5.4 Real vs nominal returns — India's quiet wealth-killer
Nominal return is the headline number. Real return is what's left after inflation eats its share — and that's the only number your future grocery bill cares about.
Real return ≈ Nominal return − Inflation (precise: (1 + nominal) ÷ (1 + inflation) − 1)
Where India stands in mid-2026: CPI inflation is 3.93% (May 2026), the fifth straight monthly rise; the RBI targets 4% ± 2% and held the repo rate at 5.25% (June 2026). Long-run planning typically assumes ~6% inflation.
That erosion is brutal. At 6% inflation, ₹1 lakh today buys only about ₹55,800 of goods in 10 years, and ~₹31,000 in 20 years.
5.5 The two leaks: fees and bad debt
Compounding works against you on costs, too. The TER (Total Expense Ratio) is the annual % a fund charges you.
- Direct index funds: 0.04%–0.20% (cheapest Nifty trackers ~0.07%).
- Active funds (direct): 0.5%–1.2%.
It sounds trivial, but a 1% higher expense ratio over 30 years can shrink your final corpus by ~25%. Always prefer direct plans (no distributor commission) over regular ones.
5.6 A quick reality check on returns you're quoted
The number a fund advertises is usually nominal, pre-tax, pre-expense. Your honest take-home is:
Net real return = Nominal − Expense ratio − Tax − Inflation
And remember capital-gains tax (post-Budget 2024): equity LTCG is 12.5% above a ₹1.25 lakh/year exemption (holding > 1 year); equity STCG is 20%. Also, always annualise before comparing — a fund that gave "100% total return" over 10 years only compounded at ~7.2% a year, which a Nifty index fund likely beat.
Key Takeaways
- A rupee today beats a rupee tomorrow — it can earn returns, and inflation shrinks future rupees. Compare cash flows only after moving them to the same date.

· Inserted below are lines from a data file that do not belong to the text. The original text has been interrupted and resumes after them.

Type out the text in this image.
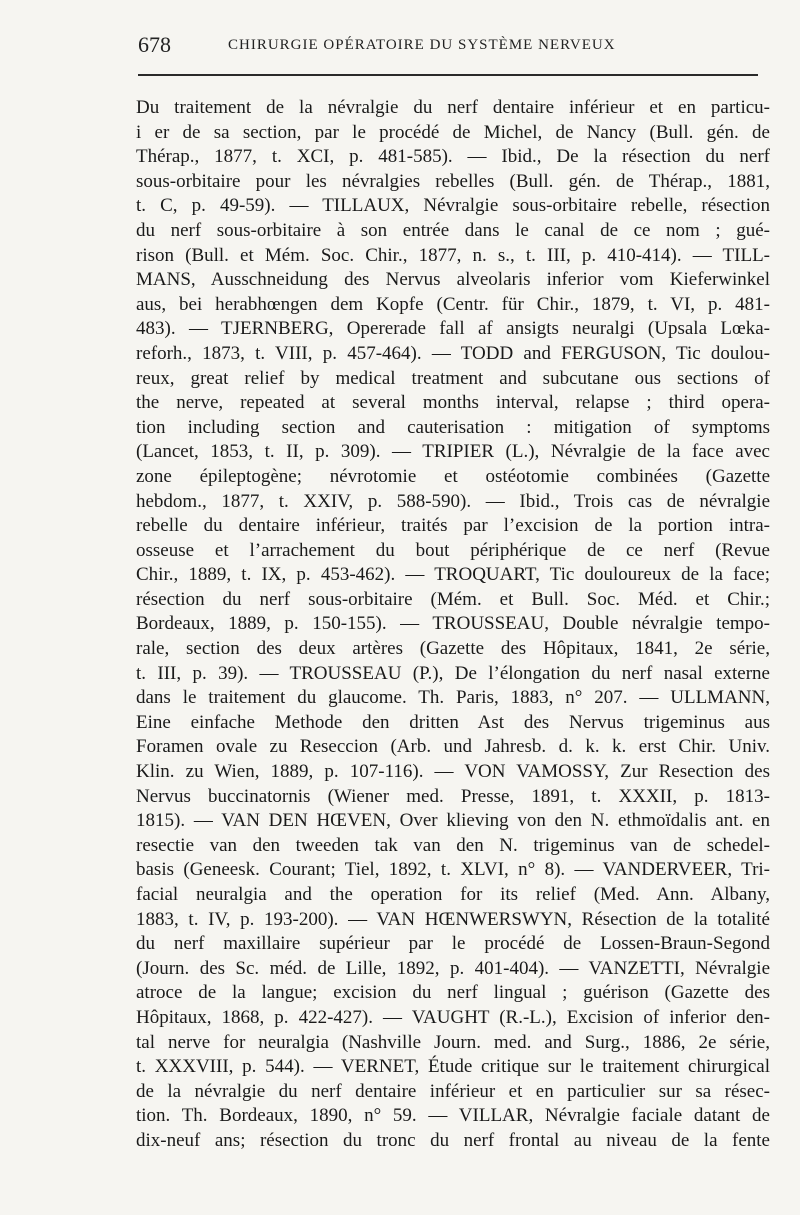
678	CHIRURGIE OPÉRATOIRE DU SYSTÈME NERVEUX
Du traitement de la névralgie du nerf dentaire inférieur et en particu-
i er de sa section, par le procédé de Michel, de Nancy (Bull. gén. de
Thérap., 1877, t. XCI, p. 481-585). — Ibid., De la résection du nerf
sous-orbitaire pour les névralgies rebelles (Bull. gén. de Thérap., 1881,
t. C, p. 49-59). — TILLAUX, Névralgie sous-orbitaire rebelle, résection
du nerf sous-orbitaire à son entrée dans le canal de ce nom ; gué-
rison (Bull. et Mém. Soc. Chir., 1877, n. s., t. III, p. 410-414). — TILL-
MANS, Ausschneidung des Nervus alveolaris inferior vom Kieferwinkel
aus, bei herabhœngen dem Kopfe (Centr. für Chir., 1879, t. VI, p. 481-
483). — TJERNBERG, Opererade fall af ansigts neuralgi (Upsala Lœka-
reforh., 1873, t. VIII, p. 457-464). — TODD and FERGUSON, Tic doulou-
reux, great relief by medical treatment and subcutane ous sections of
the nerve, repeated at several months interval, relapse ; third opera-
tion including section and cauterisation : mitigation of symptoms
(Lancet, 1853, t. II, p. 309). — TRIPIER (L.), Névralgie de la face avec
zone épileptogène; névrotomie et ostéotomie combinées (Gazette
hebdom., 1877, t. XXIV, p. 588-590). — Ibid., Trois cas de névralgie
rebelle du dentaire inférieur, traités par l’excision de la portion intra-
osseuse et l’arrachement du bout périphérique de ce nerf (Revue
Chir., 1889, t. IX, p. 453-462). — TROQUART, Tic douloureux de la face;
résection du nerf sous-orbitaire (Mém. et Bull. Soc. Méd. et Chir.;
Bordeaux, 1889, p. 150-155). — TROUSSEAU, Double névralgie tempo-
rale, section des deux artères (Gazette des Hôpitaux, 1841, 2e série,
t. III, p. 39). — TROUSSEAU (P.), De l’élongation du nerf nasal externe
dans le traitement du glaucome. Th. Paris, 1883, n° 207. — ULLMANN,
Eine einfache Methode den dritten Ast des Nervus trigeminus aus
Foramen ovale zu Reseccion (Arb. und Jahresb. d. k. k. erst Chir. Univ.
Klin. zu Wien, 1889, p. 107-116). — VON VAMOSSY, Zur Resection des
Nervus buccinatornis (Wiener med. Presse, 1891, t. XXXII, p. 1813-
1815). — VAN DEN HŒVEN, Over klieving von den N. ethmoïdalis ant. en
resectie van den tweeden tak van den N. trigeminus van de schedel-
basis (Geneesk. Courant; Tiel, 1892, t. XLVI, n° 8). — VANDERVEER, Tri-
facial neuralgia and the operation for its relief (Med. Ann. Albany,
1883, t. IV, p. 193-200). — VAN HŒNWERSWYN, Résection de la totalité
du nerf maxillaire supérieur par le procédé de Lossen-Braun-Segond
(Journ. des Sc. méd. de Lille, 1892, p. 401-404). — VANZETTI, Névralgie
atroce de la langue; excision du nerf lingual ; guérison (Gazette des
Hôpitaux, 1868, p. 422-427). — VAUGHT (R.-L.), Excision of inferior den-
tal nerve for neuralgia (Nashville Journ. med. and Surg., 1886, 2e série,
t. XXXVIII, p. 544). — VERNET, Étude critique sur le traitement chirurgical
de la névralgie du nerf dentaire inférieur et en particulier sur sa résec-
tion. Th. Bordeaux, 1890, n° 59. — VILLAR, Névralgie faciale datant de
dix-neuf ans; résection du tronc du nerf frontal au niveau de la fente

- Compounding is "interest on interest"; its curve is flat-then-vertical, so the early years you almost ignore are the ones that matter most.
- Start early beats pick well: Esha invested ₹5 L early and beat Latha's ₹12.5 L started a decade later. Time > amount > rate.
- Delaying a ₹1-crore goal by 10 years roughly triples the monthly SIP needed (₹1,550 → ₹5,300 → ₹20,000).
- Judge wealth by real returns: at 6% inflation a taxed FD often loses purchasing power; "safe" can quietly mean poorer.
- Fees and high-interest debt are compounding in reverse — a 1% extra TER can cost ~25% of a 30-year corpus, and 40%-APR card debt must be cleared before investing.